Silo detection (prevalence ≥ P75 and median Lift ≤ Q25) identifies four codes across the three within-domain matrices (
Table 5). In each domain, the single most prevalent code also qualifies as a silo: ESRO (prevalence 0.816, median Lift 1.011) in Results, SPMX (0.808, 1.020) in Lessons, and RSPX (0.924, 1.012) in Transfers. A fourth silo, CEPP (0.628, 1.022), enters in Lessons at the fourth prevalence rank, just clearing the 75th percentile threshold. All four codes show Lift profiles that are flat near 1.0 across their pairwise relations, co-occurring with nearly everything in their domain without elevated selectivity toward any particular partner.
5. Conclusions
This study analyzed 250 UN-Habitat Best Practice reports as a standardized genre of implementation reporting, revealing a portability paradox. The BP format bridges the implementation gap at the level of institutional legibility, making practices recognizable and comparable within a shared vocabulary, but not at the level of operational specificity. The physical, evidentiary, and context-sensitive content that operational reproduction would require is progressively filtered out across the reporting sequence. Four thematic families, namely infrastructure and design, evidence and monitoring, sustainability as a transferable value, and wellbeing as experienced impact, proved the most systematically disconnected from the portable transfer narrative, while the procedural machinery of circulation (replication pathways, knowledge transfer, partnerships, toolkits) survived with minimal attenuation. The portability paradox is not a critique of the database nor a claim that the UN-Habitat template is deficient; it is a property of the genre itself, in which the reformatting of local experience for broader circulation follows the standardizing logic of the institutional format [
37].
Three implications follow.
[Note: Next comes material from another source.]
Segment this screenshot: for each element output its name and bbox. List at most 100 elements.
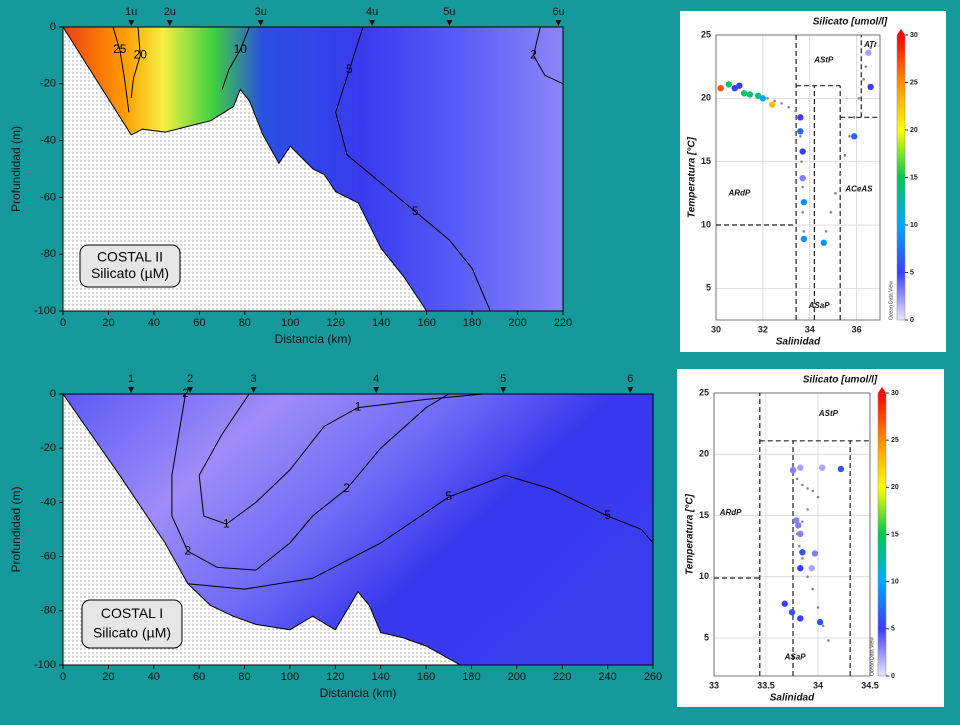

First, the analytical framework developed here (prevalence profiles, Jaccard/Lift co-occurrence networks, bundle/hole/silo detection) provides a replicable audit methodology applicable to other curated reporting systems, from SDG Voluntary National Reviews to ICLEI, C40, and OECD urban policy compendia, to test whether analogous filtration patterns appear across reporting genres. More broadly urban and policy studies could engage with text-as-data and network-based methodologies capable of surfacing the systematic biases and silences that conventional case-based evaluation leaves unexamined. Second, the findings surface a design tension that merits empirical investigation: whether reporting templates can retain more situated, evidentiary, and material content without sacrificing the cross-context comparability that makes them institutionally useful. The legibility the current format achieves is a nontrivial accomplishment; whether structured prompts for design specifications, evidence chains, or operationalized sustainability could preserve more content without overloading the format is an open question beyond the scope of genre analysis. Future template design could incorporate structured fields that preserve local material and contextual specificity alongside the standardized categories that enable cross-case legibility. Third, the progressive shedding of content most resistant to formalization suggests that the implementation gap is not only a gap between policy and practice but also a gap between what is known locally and what survives the reporting formats through which that knowledge circulates.
Finally, because sustainability priorities and implementation conditions vary across regions [
61], the global patterns documented here may compress meaningful regional variation. Whether the portability paradox operates uniformly or is itself regionally differentiated is the focus of a subsequent study exploiting the stratified design of this corpus.